Volcanic origin of the original sulphide and other reduced gases has been preliminarily verified by gas chromatography of collected gaseous spring emissions. These were compared to known "fingerprints" of volcanic emissions by volcanologist Tobias Fischer (unpublished data) also at the University of New Mexico.

The mats contain identifiable green and purple sulfur bacteria and indeed, some of the mat is colored in visible light. However, these organisms are growing in the complete absence of light in the totally dark zone of this cave. Additionally, small (1-2mm long) blood red worms, as yet unidentified, graze the more distal parts of the mat in the zone that mixes with the normal oxygen-containing cave air. These mats are part of the overall biological enrichment that has occurred in this cave due to an abundant energy source (hydrogen sulfide) driving a chemolithoautotrophic food chain that supports huge numbers of higher organisms (fish, bats, invertebrates of many kinds) compared to the more usual oligotrophic environments of non-sulfide caves.

Many questions attend this discovery. How far into the springs do the mats extend? What is the concentration of sulphide and oxygen at various points within these springs? Does mat grow beyond the oxic zone? How does the nature of the biological community change with position vis a vis the spring mouth? Are the green and purple sulfur bacteria ubiquitous in the mats or only near to the exit? What is the biodiversity and taxonomic affiliation of the mat organisms and how do these vary over the extent of the mats? How does the gaseous and solid isotopic fractionation vary with distance upspring? Are there distinctive characteristics of biogenic mineral products that can differentiate them from their abiotically precipitated counterparts?

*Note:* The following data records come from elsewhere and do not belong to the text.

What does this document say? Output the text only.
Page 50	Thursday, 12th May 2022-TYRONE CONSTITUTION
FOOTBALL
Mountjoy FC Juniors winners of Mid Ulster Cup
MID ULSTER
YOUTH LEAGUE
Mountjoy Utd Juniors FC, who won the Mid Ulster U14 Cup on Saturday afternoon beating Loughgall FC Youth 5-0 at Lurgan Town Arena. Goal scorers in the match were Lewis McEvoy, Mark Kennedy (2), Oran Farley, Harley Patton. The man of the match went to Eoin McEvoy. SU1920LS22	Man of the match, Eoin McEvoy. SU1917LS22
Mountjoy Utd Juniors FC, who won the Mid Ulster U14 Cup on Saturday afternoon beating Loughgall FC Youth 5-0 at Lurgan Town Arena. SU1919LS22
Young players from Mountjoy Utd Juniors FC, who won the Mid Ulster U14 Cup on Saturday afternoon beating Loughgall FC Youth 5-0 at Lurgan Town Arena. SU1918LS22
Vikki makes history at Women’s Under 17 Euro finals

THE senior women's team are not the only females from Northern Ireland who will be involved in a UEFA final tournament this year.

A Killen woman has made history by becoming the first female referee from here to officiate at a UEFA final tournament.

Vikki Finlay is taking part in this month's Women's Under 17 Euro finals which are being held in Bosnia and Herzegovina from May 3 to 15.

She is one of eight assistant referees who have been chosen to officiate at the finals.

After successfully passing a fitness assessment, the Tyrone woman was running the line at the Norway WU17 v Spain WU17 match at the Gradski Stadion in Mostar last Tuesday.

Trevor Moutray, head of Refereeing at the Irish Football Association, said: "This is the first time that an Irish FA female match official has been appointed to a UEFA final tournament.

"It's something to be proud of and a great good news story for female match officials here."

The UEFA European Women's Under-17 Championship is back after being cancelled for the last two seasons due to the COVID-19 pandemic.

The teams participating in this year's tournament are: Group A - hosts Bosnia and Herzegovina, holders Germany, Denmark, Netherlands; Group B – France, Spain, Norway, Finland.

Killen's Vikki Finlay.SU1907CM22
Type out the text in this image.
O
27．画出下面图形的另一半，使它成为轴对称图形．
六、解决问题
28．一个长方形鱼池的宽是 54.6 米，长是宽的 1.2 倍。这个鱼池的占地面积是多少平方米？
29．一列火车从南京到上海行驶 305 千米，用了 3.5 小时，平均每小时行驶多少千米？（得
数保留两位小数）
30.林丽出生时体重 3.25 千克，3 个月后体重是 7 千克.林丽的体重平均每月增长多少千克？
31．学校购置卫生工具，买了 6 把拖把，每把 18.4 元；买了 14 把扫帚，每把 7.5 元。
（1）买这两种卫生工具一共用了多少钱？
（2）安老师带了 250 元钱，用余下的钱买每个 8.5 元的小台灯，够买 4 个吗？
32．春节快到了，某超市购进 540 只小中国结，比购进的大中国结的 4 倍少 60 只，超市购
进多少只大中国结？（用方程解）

None of these questions are presently accessible to study because we simply cannot reach in to retrieve sample, or to perform various sensing and imaging tasks. We have devised an instrument concept for a flexible, threadable, thin probe that could be surface sterilized and fed into the winding rock micropassages that constitute the spring interior architecture. The probe in its simplest incarnation would be fitted with imaging capability via optical fiber technology and house gas sensing and ion selective microelectrodes bundled into the tip and protected by an abrasion barrier. This probe could be used to discover the extent of the mats by visual inspection in visible and fluorescent wavelengths and would be able to map cross gradients of critical microbial resources like hydrogen sulfide and oxygen. Temperature, pH, eH, and conductivity measurements are operationally very similar and can be incorporated in the same bundle. A more elaborate version would include the ability to sample fluid and gas. Further refinements would include aseptic microsampling of biological and mineralogical material.

Wider application of this instrument includes other difficult to access environments like hydrothermal surface springs, volcanic structures that have transient water features that may house microbial communities of the mat or biofilm variety, submarine cold methane seeps that may house microbial communities and have complex dissolved gas chemistry that will vary with distance from source to emission point, deep sea hydrothermal vents, and the newly discovered non-hydrothermal sulfide glacier springs reported from the arctic. Such an instrument would also be invaluable in many possible extraterrestrial environments where refugia of microbial life, organic compounds, or reduced gases may be found.